Michelle Mone-linked company fails to pay £122m for unusable Covid PPE
A firm connected to the former Conservative peer Michelle Mone has not paid any of the £122m that a high court ordered it to return for supplying unusable personal protective equipment during the Covid pandemic.
Mrs Justice Cockerill ordered that PPE Medpro must, by 4pm on 15 October, repay the money it received from the Department of Health and Social Care for 25m sterile surgical gowns under a contract awarded in June 2020.
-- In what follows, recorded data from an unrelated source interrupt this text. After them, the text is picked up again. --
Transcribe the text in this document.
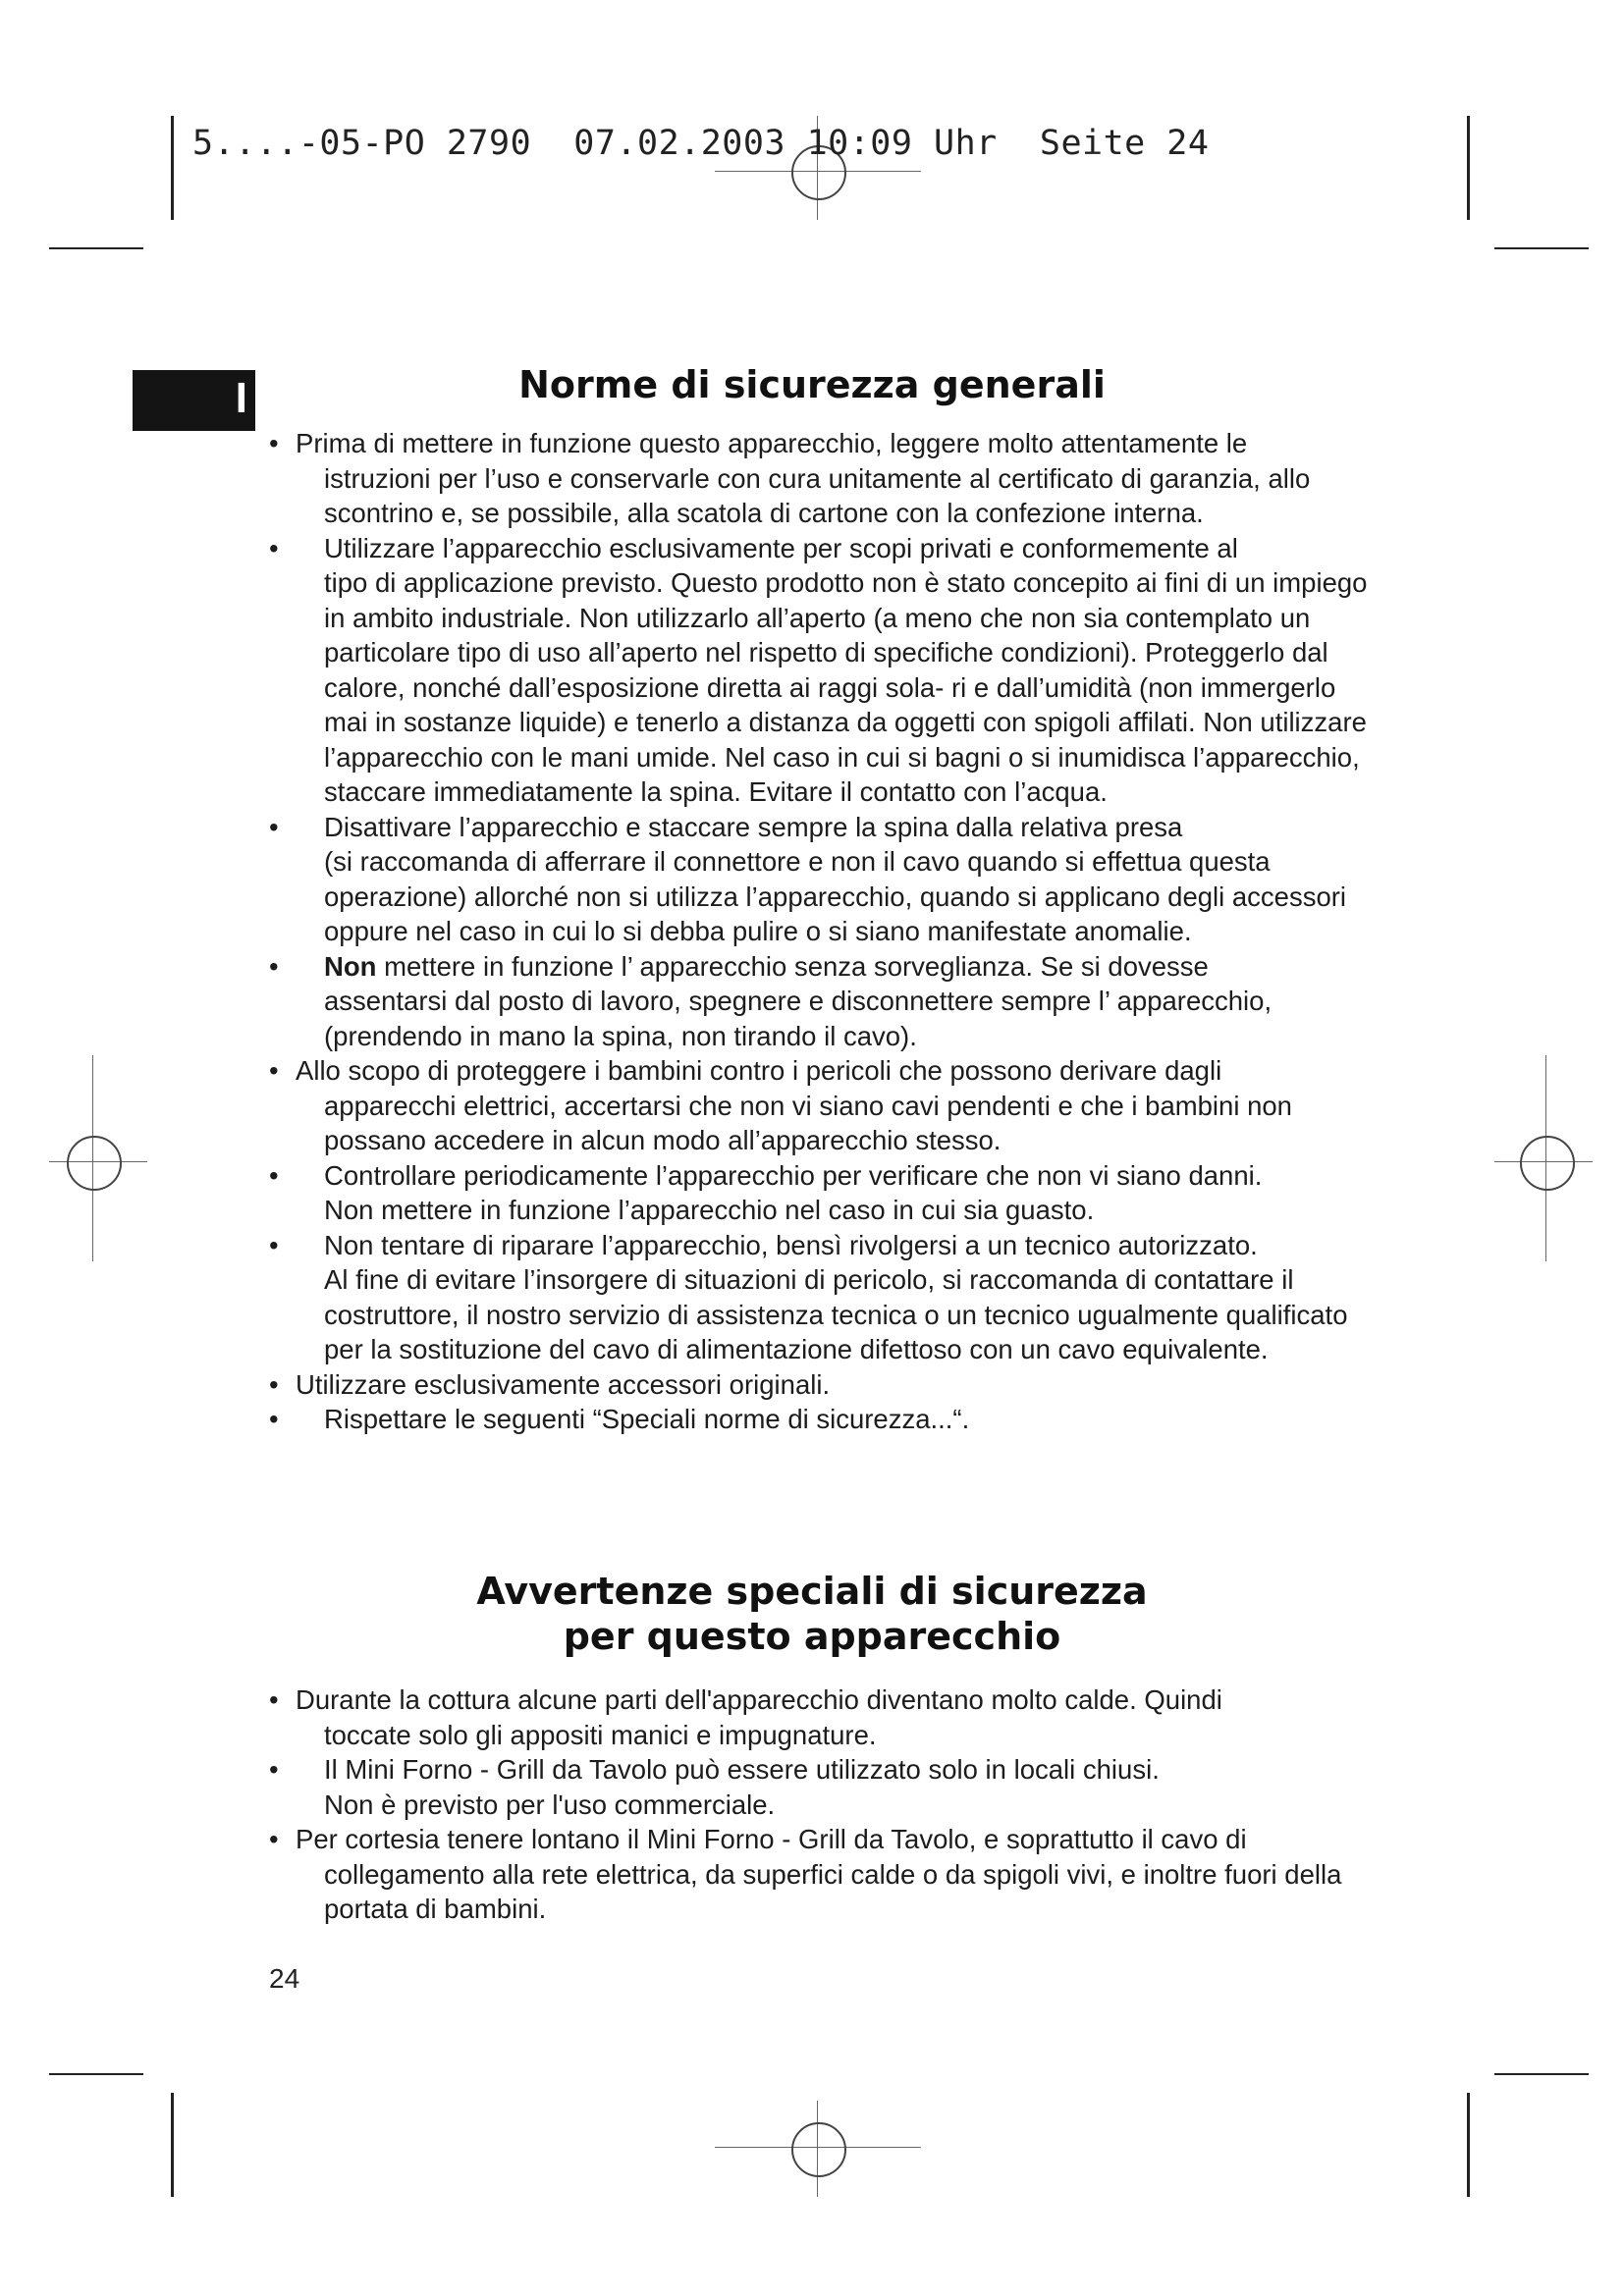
5....-05-PO 2790  07.02.2003 10:09 Uhr  Seite 24
I	Norme di sicurezza generali
• Prima di mettere in funzione questo apparecchio, leggere molto attentamente le
istruzioni per l’uso e conservarle con cura unitamente al certificato di garanzia, allo scontrino e, se possibile, alla scatola di cartone con la confezione interna.
• Utilizzare l’apparecchio esclusivamente per scopi privati e conformemente al
tipo di applicazione previsto. Questo prodotto non è stato concepito ai fini di un impiego in ambito industriale. Non utilizzarlo all’aperto (a meno che non sia contemplato un particolare tipo di uso all’aperto nel rispetto di specifiche condizioni). Proteggerlo dal calore, nonché dall’esposizione diretta ai raggi sola- ri e dall’umidità (non immergerlo mai in sostanze liquide) e tenerlo a distanza da oggetti con spigoli affilati. Non utilizzare l’apparecchio con le mani umide. Nel caso in cui si bagni o si inumidisca l’apparecchio, staccare immediatamente la spina. Evitare il contatto con l’acqua.
• Disattivare l’apparecchio e staccare sempre la spina dalla relativa presa
(si raccomanda di afferrare il connettore e non il cavo quando si effettua questa operazione) allorché non si utilizza l’apparecchio, quando si applicano degli accessori oppure nel caso in cui lo si debba pulire o si siano manifestate anomalie.
• Non mettere in funzione l’ apparecchio senza sorveglianza. Se si dovesse
assentarsi dal posto di lavoro, spegnere e disconnettere sempre l’ apparecchio, (prendendo in mano la spina, non tirando il cavo).
• Allo scopo di proteggere i bambini contro i pericoli che possono derivare dagli
apparecchi elettrici, accertarsi che non vi siano cavi pendenti e che i bambini non possano accedere in alcun modo all’apparecchio stesso.
• Controllare periodicamente l’apparecchio per verificare che non vi siano danni.
Non mettere in funzione l’apparecchio nel caso in cui sia guasto.
• Non tentare di riparare l’apparecchio, bensì rivolgersi a un tecnico autorizzato.
Al fine di evitare l’insorgere di situazioni di pericolo, si raccomanda di contattare il costruttore, il nostro servizio di assistenza tecnica o un tecnico ugualmente qualificato per la sostituzione del cavo di alimentazione difettoso con un cavo equivalente.
• Utilizzare esclusivamente accessori originali.
• Rispettare le seguenti “Speciali norme di sicurezza...“.
Avvertenze speciali di sicurezza
per questo apparecchio
• Durante la cottura alcune parti dell'apparecchio diventano molto calde. Quindi
toccate solo gli appositi manici e impugnature.
• Il Mini Forno - Grill da Tavolo può essere utilizzato solo in locali chiusi.
Non è previsto per l'uso commerciale.
• Per cortesia tenere lontano il Mini Forno - Grill da Tavolo, e soprattutto il cavo di
collegamento alla rete elettrica, da superfici calde o da spigoli vivi, e inoltre fuori della portata di bambini.
24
Shortly before 5pm, the health secretary, Wes Streeting, said PPE Medpro had missed the deadline and that the government would seek payment. The DHSC said interest on the £122m, accruing since the PPE gowns were rejected as unusable in late 2020, had reached £23.7m – bringing the total owed to almost £146m.
“At a moment of national emergency, PPE Medpro supplied the previous government with inferior kit and took taxpayers’ hard-earned money,” said Streeting. “PPE Medpro has missed the deadline to pay – they still owe us over £145m, with interest now mounting daily.
“We will use every tool at our disposal to pursue PPE Medpro and get this money back where it belongs – in our NHS.”
Interest will now accrue at an annual rate of 8%, the DHSC said.
Uncertainty remains over how the government will recover the funds, as the company, owned by Mone’s husband, the Isle of Man-based businessman Doug Barrowman, has little money left and was placed into administration on 30 September, the day before the judgment was issued.
A spokesperson for Barrowman and Mone said the “consortium partners of PPE Medpro”, referring to three intermediary companies involved in supplying the gowns, were “prepared to enter into a dialogue with the administrators of the company to discuss a possible settlement with the government”.
Labour appeared not to have taken up this suggestion of settlement talks and was waiting for full payment to be made by the deadline.
The DHSC awarded the £122m gowns contract to PPE Medpro, and another worth £80.85m for face masks – a total of £203m – after Mone first approached the then Cabinet Office minister Michael Gove in May 2020. The contracts were processed via the “VIP lane”, operated by Boris Johnson’s Conservative government during the pandemic, which prioritised people with political connections. Mone was appointed to the House of Lords by David Cameron in 2015.
For years, she and Barrowman denied through their lawyers that they were involved with PPE Medpro. In November 2022, the Guardian reported that Barrowman had been paid at least £65m from PPE Medpro’s profits, then transferred £29m to a trust set up to benefit Mone and her three adult children.
In December 2023, Mone admitted in a BBC interview that the couple had lied and confirmed their involvement in the company. Barrowman acknowledged that he had been paid more than £60m and had transferred money into the trust; the couple said his children were also beneficiaries.